Ergastula – slave prisons – have been descried as partially underground, with high windows to prevent escape and a slave overseer monitoring the slaves (Columella in Thompson, 2003, 243). However, there is insufficient archaeological evidence of these structures. Some interpretations on ergastula have, however, been attempted in i.e. Kent, and additionally, it has been suggested that granaries might have been used as ergastula in the case of slaves in mill work due to their proximity to granaries (Thompson, 2003, 243).

There is evidence of slave families being housed together, found i.e. south of Rome, where a villa contained H-shaped rooms that were used as dining rooms by slave families housed in dormitories around a courtyard (Thompson, 2003, 88), which suggests that slaves have – at least in some cases – been able to start a family and live together. It is worth noting that “the children of slave women retained the status of their mother”, and that natural reproduction was a considerable, and in later times, the primary, means of obtaining slaves (Scheidel, 2012, 93) – this, then, points to no benevolence demonstrated by slave owners but rather to treating slaves as something that could be made to reproduce to produce more labour force, and how slaves were treated as property rather than human.

Thus, slave housing ranges from household to pigsty, and all manner of places in between. Additionally, though this essay does not focus on the manumission of slaves, it is worth noting that after manumission, slaves often stayed working for the family, and were often housed and even buried with other household members (Scheidel, 2012, 101).

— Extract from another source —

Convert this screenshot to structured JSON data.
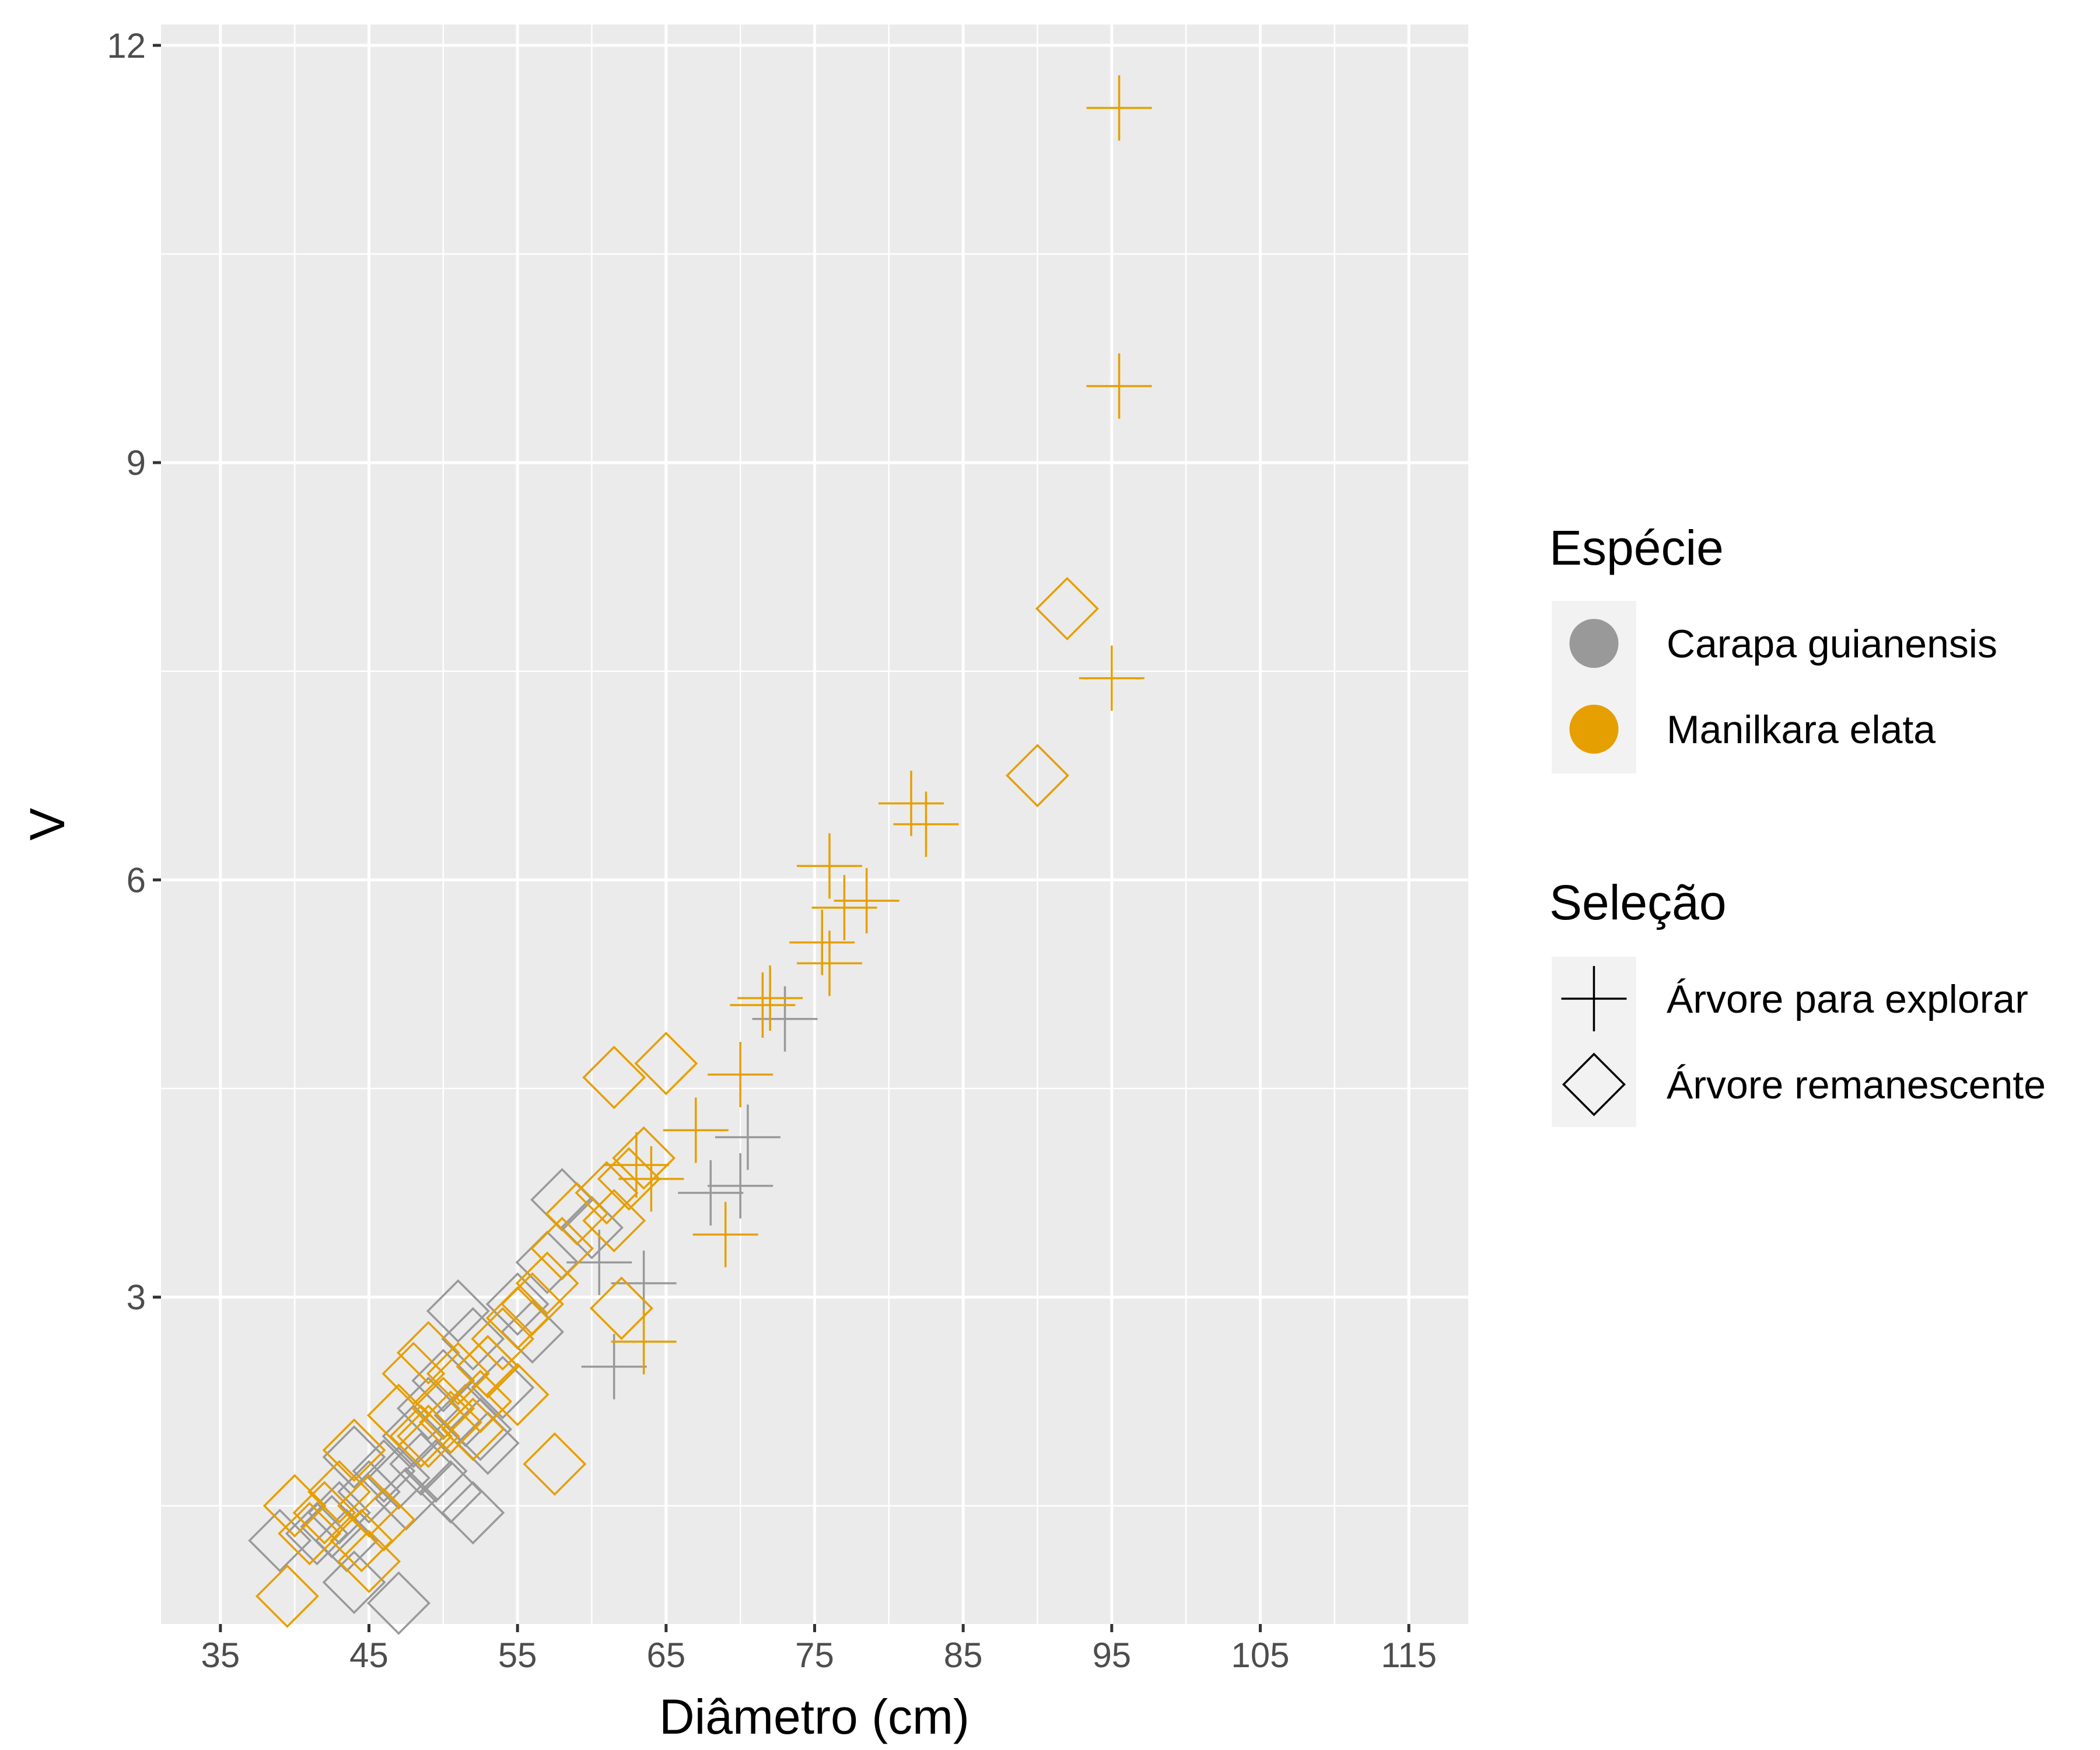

Certainly, Roman slave housing is a complex and multi-faceted issue, and though archaeological evidence can give us a considerable amount of information, to establish a better-rounded picture of the issue, literary sources should be consulted as well.

Bibliography

Bradley, K. (1994), Slavery and Society at Rome, Cambridge.

Bryant, E. K. (2016), Paul and the Rise of the Slave:  Death and Resurrection of the Oppressed in the Epistle to the Romans, Leiden/ Boston.

George, M. (2011), ‘Slavery and Roman material culture’, in K. Bradley and P. Cartledge (ed.), The Cambridge World History of Slavery: The Ancient Mediterranean World, Cambridge, 385-413.

Scheidel, W. (2012), ‘Slavery’, in W. Scheidel (ed.), The Cambridge Companion to the Roman Economy, Cambridge, 89-113.

‘The Projecta Cascet’, British Museum, https://research.britishmuseum.org/research/collection_online/collection_object_details/collection_image_gallery.aspx?assetId=36296001&objectId=59394&partId=1. Accessed 7 April 2020.

Thompson, F. H. (2003), The Archaeology of Greek and Roman Slavery, London.

Trimble, J. (2016), ‘The Zoninus Collar and the archaeology of Roman slavery’, American Journal of Archaeology 120.3: 447-72.